I qualified for a power-assisted manual wheelchair due to the loosey-goosey quality of my joints. “Girl, why don’t you just get a power chair?”, the trainman asked while loading me up the platform. I couldn’t admit that sometimes I enjoy the freedom of propelling myself. I don’t have enough time to explain that, should I run out of battery and strand myself, I’d rather not hold my breath and clench while strangers touch and fondle my chair and graze sensitive regions of my body to extract me from my plight.

I don’t have the courage to correct him, to tell him that behind my cloth mask, I’m not a girl. It gets more even tenser when I draw even more attention. “Is everything alright?” “She’s stuck.” “Is he?” “I…” it takes a second to process; At that moment, the world stands still, “… think so?”

If I’m being perfectly frank, most of these encounters I’m comfortable sharing are benign. Very rarely in Meatspace does anyone out-and-out tell me “Fuck you, tr**ny” or “Just die, cr*pple.” (Online is much different.)

Shoutout to the Medium commenter who tracked me down from a whole other comment section to write this.

But “benign,” in the medical sense, doesn’t mean that the problem isn’t present like with the example of benign tumours, it just means that the problem isn’t “malignant” by nature. Benign masses still impose pressure on the surrounding tissue and cause stress in everyday life. Benign microaggressions still register on the day-to-day pain scale, and they are still symptomatic of an overall dysfunction and a chronic social disease.
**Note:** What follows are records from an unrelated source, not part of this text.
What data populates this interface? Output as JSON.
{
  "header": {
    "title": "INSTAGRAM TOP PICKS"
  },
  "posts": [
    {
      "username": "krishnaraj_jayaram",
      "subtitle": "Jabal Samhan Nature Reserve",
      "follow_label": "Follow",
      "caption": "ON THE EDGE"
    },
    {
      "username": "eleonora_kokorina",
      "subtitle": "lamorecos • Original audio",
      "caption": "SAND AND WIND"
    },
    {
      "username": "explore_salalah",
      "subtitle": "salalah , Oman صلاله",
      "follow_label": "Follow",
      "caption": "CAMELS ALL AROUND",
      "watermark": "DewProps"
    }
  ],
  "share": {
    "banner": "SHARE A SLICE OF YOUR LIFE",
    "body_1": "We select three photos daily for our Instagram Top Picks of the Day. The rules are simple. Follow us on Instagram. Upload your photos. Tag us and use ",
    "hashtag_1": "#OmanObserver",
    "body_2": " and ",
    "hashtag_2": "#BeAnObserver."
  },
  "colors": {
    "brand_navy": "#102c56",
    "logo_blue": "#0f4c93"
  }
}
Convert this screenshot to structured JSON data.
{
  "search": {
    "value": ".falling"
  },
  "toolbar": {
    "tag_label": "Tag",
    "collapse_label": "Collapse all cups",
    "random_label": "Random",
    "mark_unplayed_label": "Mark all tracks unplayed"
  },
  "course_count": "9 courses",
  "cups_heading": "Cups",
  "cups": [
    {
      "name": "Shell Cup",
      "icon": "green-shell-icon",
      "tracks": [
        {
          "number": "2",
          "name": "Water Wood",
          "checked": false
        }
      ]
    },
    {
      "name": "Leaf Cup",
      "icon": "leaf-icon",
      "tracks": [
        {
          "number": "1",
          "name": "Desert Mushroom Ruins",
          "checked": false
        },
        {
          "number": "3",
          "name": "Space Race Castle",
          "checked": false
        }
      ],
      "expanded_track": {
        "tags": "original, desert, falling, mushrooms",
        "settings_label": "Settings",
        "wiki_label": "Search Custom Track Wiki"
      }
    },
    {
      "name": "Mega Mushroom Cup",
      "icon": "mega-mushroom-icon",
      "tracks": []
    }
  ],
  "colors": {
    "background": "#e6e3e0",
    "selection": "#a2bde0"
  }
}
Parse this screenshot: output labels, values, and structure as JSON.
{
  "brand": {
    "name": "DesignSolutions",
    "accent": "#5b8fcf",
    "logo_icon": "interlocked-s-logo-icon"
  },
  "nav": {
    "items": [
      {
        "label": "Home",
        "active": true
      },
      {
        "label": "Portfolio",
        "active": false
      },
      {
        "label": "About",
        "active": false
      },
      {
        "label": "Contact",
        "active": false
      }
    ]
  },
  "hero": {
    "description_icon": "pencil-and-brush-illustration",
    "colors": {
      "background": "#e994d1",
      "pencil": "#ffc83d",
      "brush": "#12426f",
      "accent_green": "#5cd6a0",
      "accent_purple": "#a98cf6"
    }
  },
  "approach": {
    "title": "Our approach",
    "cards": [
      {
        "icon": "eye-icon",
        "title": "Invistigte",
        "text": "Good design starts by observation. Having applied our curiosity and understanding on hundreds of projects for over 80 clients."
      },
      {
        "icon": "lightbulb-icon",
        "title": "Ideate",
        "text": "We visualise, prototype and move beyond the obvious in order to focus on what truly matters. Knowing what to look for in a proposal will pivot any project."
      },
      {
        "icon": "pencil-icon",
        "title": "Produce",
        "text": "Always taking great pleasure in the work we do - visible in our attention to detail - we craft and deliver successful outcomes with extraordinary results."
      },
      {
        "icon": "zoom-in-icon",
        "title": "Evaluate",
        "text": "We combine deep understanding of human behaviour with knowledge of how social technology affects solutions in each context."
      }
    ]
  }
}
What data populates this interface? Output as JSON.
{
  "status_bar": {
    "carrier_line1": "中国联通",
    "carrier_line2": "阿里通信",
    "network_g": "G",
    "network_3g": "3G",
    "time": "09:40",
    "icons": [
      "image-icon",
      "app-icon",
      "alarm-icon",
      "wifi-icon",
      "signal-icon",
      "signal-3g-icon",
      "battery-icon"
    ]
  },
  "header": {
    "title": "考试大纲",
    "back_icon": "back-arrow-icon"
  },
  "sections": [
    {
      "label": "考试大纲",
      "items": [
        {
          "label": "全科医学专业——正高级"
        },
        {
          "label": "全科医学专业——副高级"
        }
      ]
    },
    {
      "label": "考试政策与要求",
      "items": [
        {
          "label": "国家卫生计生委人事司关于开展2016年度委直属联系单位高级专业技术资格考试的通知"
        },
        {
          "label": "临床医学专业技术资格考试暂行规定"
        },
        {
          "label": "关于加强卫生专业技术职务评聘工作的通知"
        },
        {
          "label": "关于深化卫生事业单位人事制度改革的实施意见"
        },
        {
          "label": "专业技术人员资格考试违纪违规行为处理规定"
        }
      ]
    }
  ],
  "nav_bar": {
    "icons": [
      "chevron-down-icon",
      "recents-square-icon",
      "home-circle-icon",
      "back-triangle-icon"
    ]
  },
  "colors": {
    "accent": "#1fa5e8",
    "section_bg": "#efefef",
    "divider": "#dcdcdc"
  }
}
None of these experiences feels like being “seen,” at least not in the way that the motivational quotes describe. What I feel is that to the outsider, I will always be “perceived” for what I may be rather than truly “seen” for who I am. The people who “see” me, the “seers,” are other queer people and other disabled people. They are the ones who understand what it’s like to be in this world; the ones who love and uplift each other with pride; the ones who feel the energy a shared power; the ones who are unafraid to be intimate in our vulnerability.